—¿Lo ven ustedes? Mi idea... es idea mía.
—Y a cerrar las sociedades patrióticas.
—Esa no es idea mía. La rechazo. Por el contrario, señor don Salvador, doña Fermina, yo abriría en cada calle dos por lo menos, dos cafés patrióticos, y los subvencionaría con fondos del estado, para que se propagase la idea constitucional. ¿Qué le parece al señor don Salvador mi idea?
—Excelente —respondió el joven, ocupado a la sazón en hojear varios libros que sobre la mesa de la habitación había.
—Ya que está aquí el señor don Patricio —dijo doña Fermina después de hablar un rato con la criada— no se irá sin tomar chocolate. Y lo mismo digo a usted, Lucas.
Sarmiento, que, dicho sea en honor de la verdad histórica, no había ido a otra cosa, respondió de este modo:
—No se moleste la señora... Siento haber venido; pero si se ha de enojar usted con nuestra negativa, aceptamos... Madre e hijos son tan amables, que, la verdad, cuando uno entra en esta casa, no encuentra la puerta para salir.

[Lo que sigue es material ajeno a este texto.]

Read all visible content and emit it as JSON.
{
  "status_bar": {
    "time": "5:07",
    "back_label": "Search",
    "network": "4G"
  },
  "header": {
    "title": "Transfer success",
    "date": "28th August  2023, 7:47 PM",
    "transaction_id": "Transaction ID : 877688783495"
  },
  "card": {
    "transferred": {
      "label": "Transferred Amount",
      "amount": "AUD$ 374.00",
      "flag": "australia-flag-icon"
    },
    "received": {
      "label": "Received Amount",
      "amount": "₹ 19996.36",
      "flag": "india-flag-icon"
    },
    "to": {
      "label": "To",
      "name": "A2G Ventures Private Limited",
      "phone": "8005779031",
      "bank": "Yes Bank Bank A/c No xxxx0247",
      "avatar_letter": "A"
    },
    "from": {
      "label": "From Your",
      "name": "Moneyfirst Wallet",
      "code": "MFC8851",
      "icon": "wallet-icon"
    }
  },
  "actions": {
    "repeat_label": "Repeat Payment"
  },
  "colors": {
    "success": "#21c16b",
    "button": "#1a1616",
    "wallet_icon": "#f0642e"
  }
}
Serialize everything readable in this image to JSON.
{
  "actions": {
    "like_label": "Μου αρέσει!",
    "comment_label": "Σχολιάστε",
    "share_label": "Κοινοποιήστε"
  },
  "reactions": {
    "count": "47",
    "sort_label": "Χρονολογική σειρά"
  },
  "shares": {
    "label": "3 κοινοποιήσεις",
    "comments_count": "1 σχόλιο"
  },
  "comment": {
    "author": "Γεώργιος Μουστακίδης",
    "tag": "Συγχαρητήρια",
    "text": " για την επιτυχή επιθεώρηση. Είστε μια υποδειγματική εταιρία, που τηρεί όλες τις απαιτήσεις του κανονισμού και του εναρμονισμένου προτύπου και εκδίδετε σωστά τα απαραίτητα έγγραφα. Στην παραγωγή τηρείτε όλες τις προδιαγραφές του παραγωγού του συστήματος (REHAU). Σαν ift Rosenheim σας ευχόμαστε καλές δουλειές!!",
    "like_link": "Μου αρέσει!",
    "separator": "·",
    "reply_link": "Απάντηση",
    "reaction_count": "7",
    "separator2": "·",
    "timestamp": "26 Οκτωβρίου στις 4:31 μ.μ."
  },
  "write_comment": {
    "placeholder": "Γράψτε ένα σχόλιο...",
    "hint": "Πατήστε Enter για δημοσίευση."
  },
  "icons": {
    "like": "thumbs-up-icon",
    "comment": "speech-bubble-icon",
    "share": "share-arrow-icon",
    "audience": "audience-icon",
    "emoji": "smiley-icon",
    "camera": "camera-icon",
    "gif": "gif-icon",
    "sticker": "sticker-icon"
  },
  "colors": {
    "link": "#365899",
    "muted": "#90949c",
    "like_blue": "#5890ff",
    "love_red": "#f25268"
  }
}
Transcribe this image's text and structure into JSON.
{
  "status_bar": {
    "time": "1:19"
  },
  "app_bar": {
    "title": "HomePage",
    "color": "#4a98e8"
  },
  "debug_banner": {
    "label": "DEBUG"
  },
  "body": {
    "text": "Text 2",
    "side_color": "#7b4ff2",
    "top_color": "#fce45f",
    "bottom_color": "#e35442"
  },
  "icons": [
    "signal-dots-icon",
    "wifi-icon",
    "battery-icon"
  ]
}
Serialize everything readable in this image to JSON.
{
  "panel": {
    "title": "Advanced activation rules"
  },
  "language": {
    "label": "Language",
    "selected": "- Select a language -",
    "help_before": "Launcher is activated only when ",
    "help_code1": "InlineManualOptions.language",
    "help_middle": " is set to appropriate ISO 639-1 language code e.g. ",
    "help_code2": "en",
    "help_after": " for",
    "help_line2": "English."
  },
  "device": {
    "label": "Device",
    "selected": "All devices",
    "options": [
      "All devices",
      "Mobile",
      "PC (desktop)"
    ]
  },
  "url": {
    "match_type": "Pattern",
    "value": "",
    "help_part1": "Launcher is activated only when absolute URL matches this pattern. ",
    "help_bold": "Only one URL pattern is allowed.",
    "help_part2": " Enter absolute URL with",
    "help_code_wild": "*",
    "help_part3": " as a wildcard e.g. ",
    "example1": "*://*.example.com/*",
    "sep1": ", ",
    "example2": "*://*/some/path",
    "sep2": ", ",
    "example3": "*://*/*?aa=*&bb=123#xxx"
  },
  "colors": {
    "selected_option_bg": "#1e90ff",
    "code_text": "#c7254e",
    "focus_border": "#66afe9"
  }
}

—Gracias, señor don Patricio.
—¿Saben ustedes —dijo con aire misterioso Lucas— que esta tarde vi en la plaza de Palacio al vecino del cuarto segundo? Estaba hablando con un guardia.
—¿Pero no saben ustedes lo mejor? —indicó Sarmiento, padre—. Pues ya me olvidaba... Que tengo nuevos datos para juzgar de las opiniones políticas del señor Gil de la Cuadra.